Chandler v. State – Chandler pleaded guilty to the sale of cocaine. Aggrieved that MDOC had miscalculated his parole eligibility, he filed a petition in Sunflower County (presumably because he is incarcerated at Parchman in Sunflower County). The circuit court denied relief and the Miss.Ct. of Appeals reversed. The Miss.S.Ct. granted cert. and reversed because Chandler was sentenced in Scott County and should have filed his petition there. The reversal is without prejudice to Chandler’s ability to file in Scott County.
Chaupette v. State – Chaupette was convicted of fondling his four-year-old great niece. On appeal he raises three issues: that two of the fact witnesses gave expert testimony, that the trial court improperly allowed testimony on the victim’s truthfulness, and erred in admitting cumulative, hearsay testimony from six witnesses under the tender years exception. Both a pediatrician and a psychotherapist testified for the state and gave expert testimony even though the record is clear that neither was tendered as an expert. Defense counsel objected at trial. The Miss.S.Ct. held that any error was harmless. The testimony regarding truthfulness was adduced after the defense asked certain witnesses whether it was true or not that children are susceptible to suggestion. When the witness admitted that children are susceptible to suggestion, the state then asked the witness whether she felt that was the case with the child here. The Court held that there was no error given the questions by the defense although, overall, questions regarding a witnesses’ credibility are not highly regarded. So long as the witness did not opine whether the child was telling the truth, the opinion as to credibility was not error where the defense attacked credibility. As to the last issue, the defense argued that it was error to allow six witnesses to repeat the child’s statements under the “tender years exception”. The Court held that this was not error because the witnesses were allowed to discuss the child’s statements only to explain how they became involved in the case.
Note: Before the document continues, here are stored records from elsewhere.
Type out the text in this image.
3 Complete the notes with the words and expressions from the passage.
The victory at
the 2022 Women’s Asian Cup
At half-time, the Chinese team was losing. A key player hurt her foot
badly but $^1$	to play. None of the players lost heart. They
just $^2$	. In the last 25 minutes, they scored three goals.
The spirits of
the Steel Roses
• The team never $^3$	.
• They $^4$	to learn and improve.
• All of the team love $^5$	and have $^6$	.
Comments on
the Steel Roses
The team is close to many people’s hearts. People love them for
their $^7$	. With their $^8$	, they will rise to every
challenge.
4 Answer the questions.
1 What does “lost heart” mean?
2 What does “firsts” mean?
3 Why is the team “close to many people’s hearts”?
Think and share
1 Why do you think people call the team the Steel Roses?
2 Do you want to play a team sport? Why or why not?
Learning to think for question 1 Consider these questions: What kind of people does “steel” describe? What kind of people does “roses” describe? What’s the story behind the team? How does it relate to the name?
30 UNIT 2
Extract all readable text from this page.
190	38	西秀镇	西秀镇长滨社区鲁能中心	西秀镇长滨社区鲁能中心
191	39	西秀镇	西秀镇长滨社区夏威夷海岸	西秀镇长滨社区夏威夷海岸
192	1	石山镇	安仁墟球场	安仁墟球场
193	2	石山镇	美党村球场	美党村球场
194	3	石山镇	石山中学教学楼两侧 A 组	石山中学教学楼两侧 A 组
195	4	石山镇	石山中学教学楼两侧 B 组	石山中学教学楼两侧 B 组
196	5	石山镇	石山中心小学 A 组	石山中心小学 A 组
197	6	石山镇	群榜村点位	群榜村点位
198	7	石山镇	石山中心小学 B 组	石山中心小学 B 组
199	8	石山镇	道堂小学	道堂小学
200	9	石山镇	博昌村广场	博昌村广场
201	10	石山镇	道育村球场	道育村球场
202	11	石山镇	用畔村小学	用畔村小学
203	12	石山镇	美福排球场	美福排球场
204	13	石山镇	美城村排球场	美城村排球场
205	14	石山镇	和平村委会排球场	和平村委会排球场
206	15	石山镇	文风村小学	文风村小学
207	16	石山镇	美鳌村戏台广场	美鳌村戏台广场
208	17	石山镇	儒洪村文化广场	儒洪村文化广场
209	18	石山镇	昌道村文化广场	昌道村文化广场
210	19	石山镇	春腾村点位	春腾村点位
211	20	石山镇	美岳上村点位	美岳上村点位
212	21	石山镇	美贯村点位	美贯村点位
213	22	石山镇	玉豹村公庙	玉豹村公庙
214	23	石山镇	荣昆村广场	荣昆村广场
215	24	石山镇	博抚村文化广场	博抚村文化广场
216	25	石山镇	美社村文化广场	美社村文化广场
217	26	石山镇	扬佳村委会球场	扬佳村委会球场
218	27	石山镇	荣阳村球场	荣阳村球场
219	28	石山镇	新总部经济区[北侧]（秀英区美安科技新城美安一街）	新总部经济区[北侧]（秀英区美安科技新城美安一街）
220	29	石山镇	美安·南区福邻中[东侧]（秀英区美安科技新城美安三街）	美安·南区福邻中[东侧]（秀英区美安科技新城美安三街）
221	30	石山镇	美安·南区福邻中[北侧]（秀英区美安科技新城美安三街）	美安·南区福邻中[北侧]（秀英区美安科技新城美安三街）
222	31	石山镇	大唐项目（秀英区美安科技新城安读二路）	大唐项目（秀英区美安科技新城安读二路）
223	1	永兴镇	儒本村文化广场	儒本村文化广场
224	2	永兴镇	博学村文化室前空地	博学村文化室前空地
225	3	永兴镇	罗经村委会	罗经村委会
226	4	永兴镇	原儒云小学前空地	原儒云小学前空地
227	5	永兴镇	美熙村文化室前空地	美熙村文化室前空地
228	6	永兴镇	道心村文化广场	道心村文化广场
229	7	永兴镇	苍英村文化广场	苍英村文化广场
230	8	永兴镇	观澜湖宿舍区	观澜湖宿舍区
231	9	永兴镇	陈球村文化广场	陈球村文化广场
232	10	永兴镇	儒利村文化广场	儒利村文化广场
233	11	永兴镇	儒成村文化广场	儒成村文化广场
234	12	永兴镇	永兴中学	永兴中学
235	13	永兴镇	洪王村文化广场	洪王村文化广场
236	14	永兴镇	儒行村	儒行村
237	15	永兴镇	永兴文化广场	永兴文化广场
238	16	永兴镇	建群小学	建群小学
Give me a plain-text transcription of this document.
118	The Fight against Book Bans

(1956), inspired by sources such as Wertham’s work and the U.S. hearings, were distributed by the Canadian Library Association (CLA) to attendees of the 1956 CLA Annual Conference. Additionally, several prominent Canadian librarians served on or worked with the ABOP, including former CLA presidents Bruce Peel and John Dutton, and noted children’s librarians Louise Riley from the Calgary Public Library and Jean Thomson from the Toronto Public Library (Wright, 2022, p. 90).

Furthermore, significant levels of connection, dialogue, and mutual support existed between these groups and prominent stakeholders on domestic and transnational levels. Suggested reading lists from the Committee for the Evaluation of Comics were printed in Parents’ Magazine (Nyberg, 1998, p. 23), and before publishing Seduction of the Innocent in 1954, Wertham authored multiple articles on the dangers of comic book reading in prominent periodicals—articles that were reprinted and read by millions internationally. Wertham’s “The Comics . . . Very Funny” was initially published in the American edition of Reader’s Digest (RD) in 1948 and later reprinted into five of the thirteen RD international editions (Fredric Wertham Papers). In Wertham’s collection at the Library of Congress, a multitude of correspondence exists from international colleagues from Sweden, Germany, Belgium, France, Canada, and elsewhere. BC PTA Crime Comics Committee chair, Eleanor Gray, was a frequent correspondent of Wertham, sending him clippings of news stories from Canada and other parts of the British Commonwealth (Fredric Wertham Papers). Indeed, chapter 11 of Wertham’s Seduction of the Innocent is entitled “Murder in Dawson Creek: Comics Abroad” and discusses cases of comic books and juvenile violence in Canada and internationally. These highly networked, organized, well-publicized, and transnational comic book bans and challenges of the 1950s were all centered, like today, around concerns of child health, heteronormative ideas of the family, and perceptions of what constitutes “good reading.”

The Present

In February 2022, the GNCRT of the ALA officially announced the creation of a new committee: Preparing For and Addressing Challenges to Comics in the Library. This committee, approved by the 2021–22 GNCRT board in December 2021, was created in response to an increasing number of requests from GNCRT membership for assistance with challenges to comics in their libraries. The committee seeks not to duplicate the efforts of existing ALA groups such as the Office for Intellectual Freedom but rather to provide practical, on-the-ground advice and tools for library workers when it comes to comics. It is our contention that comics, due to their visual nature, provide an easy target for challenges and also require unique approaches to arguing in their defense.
Newton Co. and Rodney Bounds v. State of Miss. for the Use and Benefit of George Dukes and Union Insurance Co. – George Dukes and Joe Jordan obtained judgments against their employers Roy and Kevin White for Workmens’ Comp. claims. The Whites appealed and posted supersedeas bonds which their wives signed as sureties. The Circuit Clerk, Rodney Bounds, approved the bonds without investigating the Whites’ ability to satisfy the bonds. When the Whites lost and filed for bankruptcy protection, Dukes and Jordan sued Union Ins. Co. as the surety on the bond of Newton Co. Circuit Clerk Rodney Bounds. Union cross-claimed against Rodney Bounds for indemnity. The trial court dismissed the case against Bounds but found Union liable to Dukes and Jordan. It also found Bounds liable to Union for indemnity. Union appealed and the Court of Appeals reversed finding that Union was not liable to Dukes and Jordan and that Bounds was not liable to Union. The Miss. S.Ct. found that Bounds had no liability to Dukes and Jordan and, thus, Union had no liability to Dukes and Jordan. However, this does not mean that Bounds was relieved of his contractual liability to indemnify Union for attorneys fees and costs expended in defending the lawsuit. The Court of Appeals erred to the extent that it found that Bounds was not liable for attorneys fees and costs.
Virk dba Gas Plus v. the Miss. Dept. of Revenue – Virk appealed an increased in his tax liability to the Dept. of Revenue’s Board of Review. Virk failed to appear at the hearing before the Board of Review and his appeal to the Board was dismissed as was his appeal to the Chancery Court. M.C.A. Sect. 27-77-5 states that an appeal may be involuntarily withdrawn if the taxpayer fails ” to appear at a scheduled hearing, fail[s] to make a written submission or electronic transmission in lieu of attendance at a hearing by the date specified or by the hearing date, if no date was specified, or by any other act or failure that the board of review or the Board of Tax Appeals determines represents a failure on the part of the taxpayer to prosecute his appeal. . . . . If the withdrawal of appeal is involuntary, the administrative appeal body from whom the appeal is being withdrawn shall note on its minutes the involuntary withdrawal of the appeal and the basis for the withdrawal. Once an appeal is withdrawn, whether voluntary or involuntary, the action from which the appeal was taken, whether a tax assessment, a denial of refund claim, a denial of waiver of tax penalty, or an order of the board of review, shall become final and not subject to further review by the board of review, the Board of Tax Appeals or a court.” Virk argues that this “does not expressly bar further review of denial of a continuance and resultant involuntary withdrawal on appeal.” The Court finds nothing ambiguous in the statutory language and affirms the dismissal.